Un consensus international admet qu’à l’intérieur de ces bornes d’acceptabilité, les effets thérapeutiques bénéfiques et indésirables ne sont pas cliniquement et significativement modifiés pour la grande majorité des médicaments. Un générique pour lequel la bioéquivalence a été démontrée peut donc statistiquement avoir un effet moindre ou supérieur que le princeps, mais cette différence d’effet est calculée pour qu’elle n’impacte pas l’efficacité globale du médicament.
Les réticences concernant la biodisponibilité sont surtout liées aux médicaments à “faible marge thérapeutique”, pour lesquels la dose thérapeutique est proche de la dose toxique et/ou pour lesquels une variation même minime des concentrations sanguines est susceptible de modifier l’activité. Sont concernés des traitements chroniques, particulièrement les antiépileptiques, les hormones thyroïdiennes, les immunosuppresseurs, les antiarythmiques… Pour ces produits, les écarts de biodisponibilité tolérés ont donc été réduits au niveau international.
Les craintes sont celles d’une perturbation de l’équilibre thérapeutique liée à cette possible variation des concentrations sanguines. Ces craintes sont souvent résumées à celle d’une activité thérapeutique moindre des génériques, à tort. En fait, les variations de concentration pouvant être considérées dans un sens comme dans l’autre, elles concernent la substitution du princeps au générique, mais également du générique au princeps ou d’un générique à un autre générique.
Le dispositif “tiers payant contre génériques”, généralisé depuis le 20 juin 2012, réserve le tiers payant aux seuls assurés acceptant la substitution, ou pour les prescriptions comportant la mention manuscrite “non substituable” en toutes lettres en face de chaque médicament concerné.
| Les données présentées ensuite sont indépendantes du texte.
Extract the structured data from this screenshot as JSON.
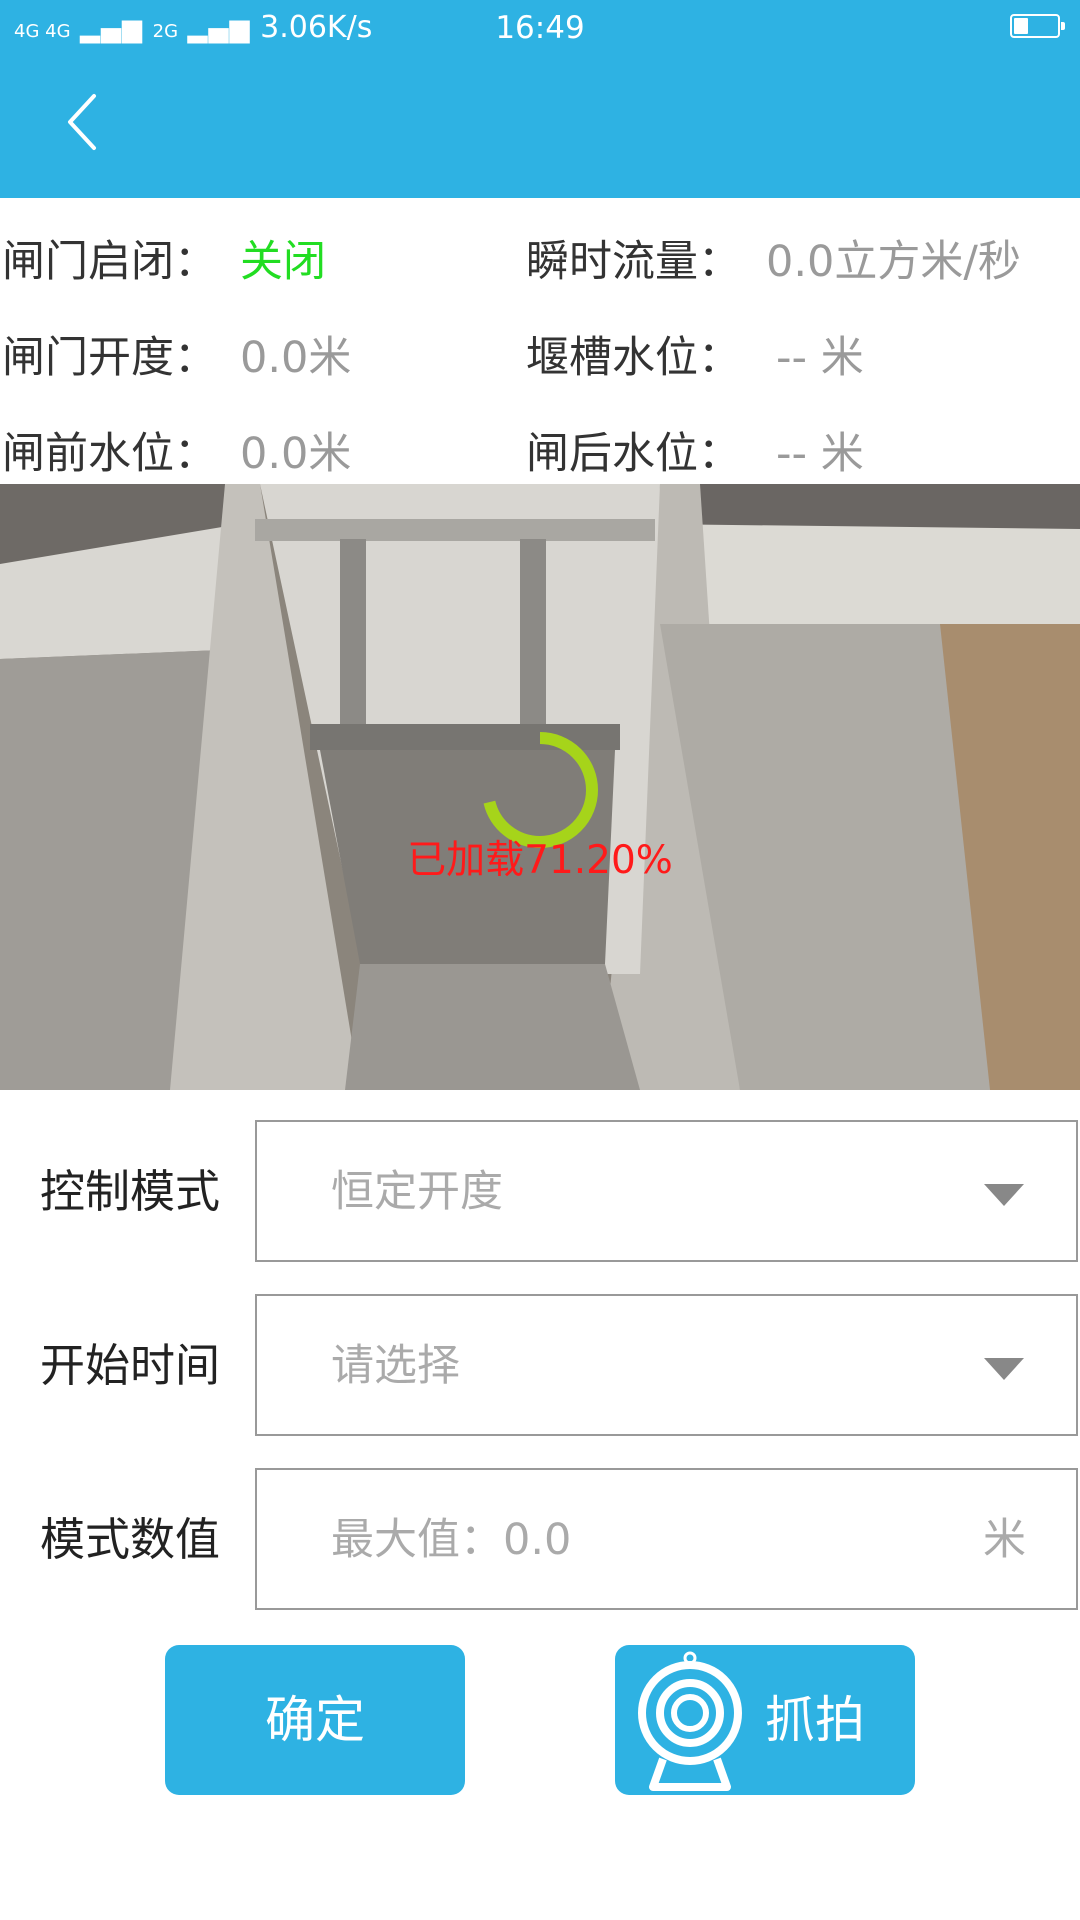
{
  "status": {
    "network": "4G 4G",
    "network2": "2G",
    "speed": "3.06K/s",
    "time": "16:49"
  },
  "header": {
    "back_icon": "chevron-left-icon"
  },
  "info": {
    "gate_state_label": "闸门启闭：",
    "gate_state_value": "关闭",
    "flow_label": "瞬时流量：",
    "flow_value": "0.0立方米/秒",
    "opening_label": "闸门开度：",
    "opening_value": "0.0米",
    "weir_label": "堰槽水位：",
    "weir_value": "-- 米",
    "front_level_label": "闸前水位：",
    "front_level_value": "0.0米",
    "back_level_label": "闸后水位：",
    "back_level_value": "-- 米"
  },
  "camera": {
    "loading_text": "已加载71.20%",
    "progress_fraction": 0.712
  },
  "form": {
    "mode_label": "控制模式",
    "mode_value": "恒定开度",
    "start_label": "开始时间",
    "start_placeholder": "请选择",
    "value_label": "模式数值",
    "value_placeholder": "最大值：0.0",
    "value_unit": "米"
  },
  "buttons": {
    "confirm": "确定",
    "snapshot": "抓拍",
    "snapshot_icon": "webcam-icon"
  },
  "colors": {
    "accent": "#2eb2e3",
    "gate_closed": "#22dd22",
    "loading_text": "#ff1a1a",
    "spinner": "#a6d41a"
  }
}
Il vise tous les génériques, sauf ceux ayant fait l’objet de recommandations de l’ANSM (antiépileptiques, lévothyroxine et fentanyl), et plus récemment le mycophénolate mofétil (CellCept).
Février 2012 : le rapport de L’Académie de médecine “Place du générique dans la prescription” remet en cause « l’équivalence thérapeutique des formes orales à libération immédiate », entre autres.
Avril 2012 : le Gemme, association de laboratoires de médicaments génériques, répond point par point au rapport
Septembre 2012 :
→ l’association de patients Renaloo obtient que le mycophénolate mofétil (CellCept) soit exclu du tiers payant contre génériques ;
→ le Ciss (Collectif interassociatif sur la santé) remet en cause la bioéquivalence des génériques dans une lettre ouverte à Marisol Touraine.